Ахмья усмехнулась, проскользнув между двумя деревьями, используя острие своего собственного копья, чтобы проверить растительность перед собой на наличие каких-либо притаившихся зверей или скрытых плотоядных растений.
— Радуйся, что тебе, врикс, не нужно беспокоиться о потливости.
— Да. Джунгли и так мокрые. Я не знаю, почему люди должны еще больше промокать.
— У нас точно нет выбора. Потоотделение — это естественное явление, которое помогает регулировать температуру нашего тела. Так мы остываем в жару.
— Мы скоро остановимся, Ахмья. Тогда ты сможешь отмокнуть в тени.
Ахмья рассмеялась. Несмотря на влажность, ей приятно быть здесь, приятно видеть Клубок. Приятно находиться рядом с Рекошем. Было бы неплохо достичь этой точки, едва не погибнув несколько раз по пути, но теперь, когда они были здесь, она оказалась полна решимости наслаждаться жизнью.
И она так и делала. Не было необходимости спешить — никакие мстительные королевы не преследовали их, никакие бедствия не заставляли их двигаться вперед с головокружительной скоростью. Были только она и Рекош, окруженные природой во всей ее красе.
Их путешествие было наполнено разговорами, хотя неудивительно, что большую часть бесед вел он. И Ахмья с удовольствием слушала. Ей не терпелось узнать о нем побольше.
Он рассказал ей о путешествии в Такарал с Уркотом и Телоком, о том, как все изменилось с Ансет в качестве королевы. Как стало мирно.
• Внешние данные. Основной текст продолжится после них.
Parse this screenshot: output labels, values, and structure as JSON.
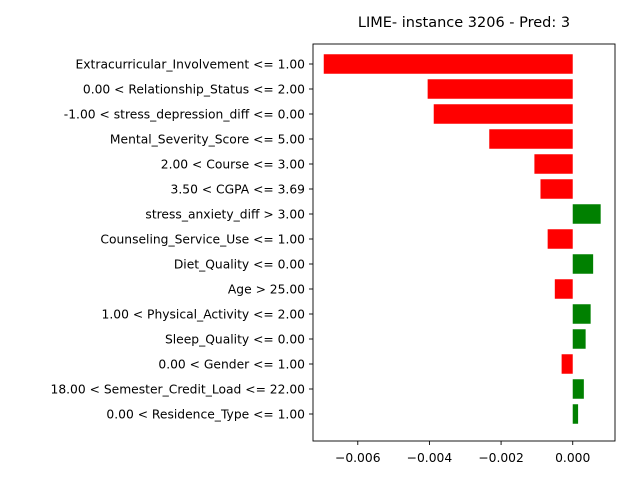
{
  "chart_data": {
    "type": "bar",
    "orientation": "horizontal",
    "title": "LIME- instance 3206 - Pred: 3",
    "xlabel": "",
    "ylabel": "",
    "xlim": [
      -0.00725,
      0.00118
    ],
    "xticks": [
      -0.006,
      -0.004,
      -0.002,
      0.0
    ],
    "xtick_labels": [
      "−0.006",
      "−0.004",
      "−0.002",
      "0.000"
    ],
    "grid": false,
    "colors": {
      "positive": "#008000",
      "negative": "#ff0000"
    },
    "categories": [
      "Extracurricular_Involvement <= 1.00",
      "0.00 < Relationship_Status <= 2.00",
      "-1.00 < stress_depression_diff <= 0.00",
      "Mental_Severity_Score <= 5.00",
      "2.00 < Course <= 3.00",
      "3.50 < CGPA <= 3.69",
      "stress_anxiety_diff > 3.00",
      "Counseling_Service_Use <= 1.00",
      "Diet_Quality <= 0.00",
      "Age > 25.00",
      "1.00 < Physical_Activity <= 2.00",
      "Sleep_Quality <= 0.00",
      "0.00 < Gender <= 1.00",
      "18.00 < Semester_Credit_Load <= 22.00",
      "0.00 < Residence_Type <= 1.00"
    ],
    "values": [
      -0.00695,
      -0.00405,
      -0.00388,
      -0.00233,
      -0.00107,
      -0.0009,
      0.00078,
      -0.0007,
      0.00057,
      -0.0005,
      0.0005,
      0.00036,
      -0.00031,
      0.00031,
      0.00015
    ]
  }
}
Вриксы, которые называли город своим домом, больше не были голодны, потому что охотники обеспечивали всех, а не были вынуждены доставлять всю добычу Зурваши. Город процветал, птенцы играли в туннелях, а вриксы больше не прятались в страхе.
Рекош также упомянул, что Уркот помогал вырезать статуи в честь Айви и Эллы в сердце Такарала, зале, называемом Логовом Духов.
Мысль об этих статуях вызвала улыбку на лице Ахмьи, но она была окрашена грустью.
Карты, которые судьба раздала Элле, были несправедливы и поэтому очень жестоки. Она страдала из-за стазисной болезни с того момента, как очнулась от криосна, и ее здоровье ухудшалось с каждым днем. Это был только вопрос времени, когда Элла уступила бы недугу. Но она все равно полноценно проживала каждый день, глядя на этот чужой мир с удивлением, сверкающим в глазах.
Пока Ахмья и Рекош двигались вперед через джунгли, он отвечал на ее вопросы о растениях, животных, птицах и насекомых, мимо которых они проходили, и даже поделился мифами вриксов о некоторых из них. И он изо всех сил старался указать на цветы, которые она, возможно, пропустила среди растительности. За те часы, что они шли, его английский заметно улучшился, и она выучила больше слов вриксов благодаря тому, что он так часто использовал родной язык и впоследствии переводил его для нее.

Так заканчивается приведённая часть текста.